In the Numerical Analysis research group, we focus on the development, analysis, and implementation of mathematical methods for the numerical solution of applied mathematics problems. In this context, we investigate, for example:

• Methods for numerical differentiation and integration.
• Techniques for solving (non-)linear systems of equations.

A key focus of our work is on error and convergence analysis, which ensures that the methods we develop are reliable and accurate. Furthermore, we examine structure-preserving properties of methods that maintain the physically motivated characteristics of the underlying problems (e.g. conservation of mass for incompressible fluids). An important application area is the approximation of solutions to partial differential equations (PDEs), which arise in many fields of natural and engineering sciences, such as:

• Mechanics and materials science
• Electromagnetism
• Fluid mechanics

One well-known method for the numerical approximation of PDEs is the Finite Element Method (FEM). In this approach, the domain under investigation is subdivided into smaller subdomains (e.g., triangles or tetrahedra). The following figure shows a FEM-based simulation of the magnetic field induced by a coil over a plate with a hole (team7 benchmark).  
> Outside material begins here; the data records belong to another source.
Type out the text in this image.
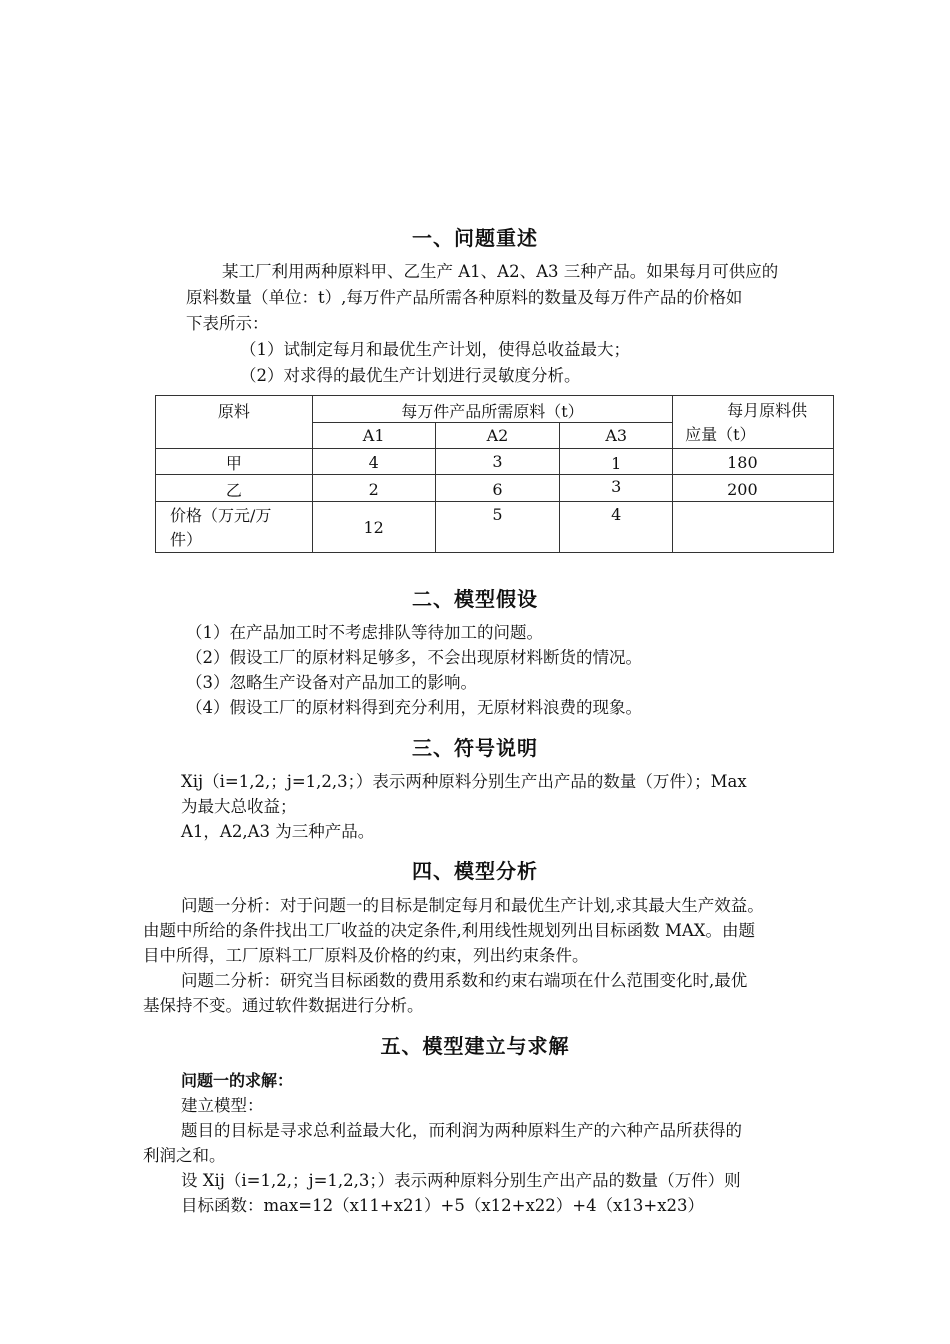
一、问题重述
某工厂利用两种原料甲、乙生产 A1、A2、A3 三种产品。如果每月可供应的
原料数量（单位：t）,每万件产品所需各种原料的数量及每万件产品的价格如
下表所示：
（1）试制定每月和最优生产计划，使得总收益最大；
（2）对求得的最优生产计划进行灵敏度分析。
原料	每万件产品所需原料（t）			每月原料供
应量（t）

	A1	A2	A3	
甲	4	3	1	180
乙	2	6	3	200

价格（万元/万
件）	12	5	4	
二、模型假设
（1）在产品加工时不考虑排队等待加工的问题。
（2）假设工厂的原材料足够多，不会出现原材料断货的情况。
（3）忽略生产设备对产品加工的影响。
（4）假设工厂的原材料得到充分利用，无原材料浪费的现象。
三、符号说明
Xij（i=1,2,；j=1,2,3；）表示两种原料分别生产出产品的数量（万件）；Max
为最大总收益；
A1，A2,A3 为三种产品。
四、模型分析
问题一分析：对于问题一的目标是制定每月和最优生产计划,求其最大生产效益。
由题中所给的条件找出工厂收益的决定条件,利用线性规划列出目标函数 MAX。由题
目中所得，工厂原料工厂原料及价格的约束，列出约束条件。
问题二分析：研究当目标函数的费用系数和约束右端项在什么范围变化时,最优
基保持不变。通过软件数据进行分析。
五、模型建立与求解
问题一的求解：
建立模型：
题目的目标是寻求总利益最大化，而利润为两种原料生产的六种产品所获得的
利润之和。
设 Xij（i=1,2,；j=1,2,3；）表示两种原料分别生产出产品的数量（万件）则
目标函数：max=12（x11+x21）+5（x12+x22）+4（x13+x23）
Within these subdomains, we develop FEM variants that ensure high accuracy in solutions both locally and globally. Since the number of degrees of freedom can become very large in complex problems (10⁶ and more), we also focus on the complexity analysis of algorithms. This includes, for example:

• Methods for large, sparse, or poorly conditioned matrices.
• Optimization of numerical algorithms for parallel computing architectures and supercomputers.

For practical implementation, we use open-source software such as NGSolve, which we actively employ for the implementation and analysis of our algorithms.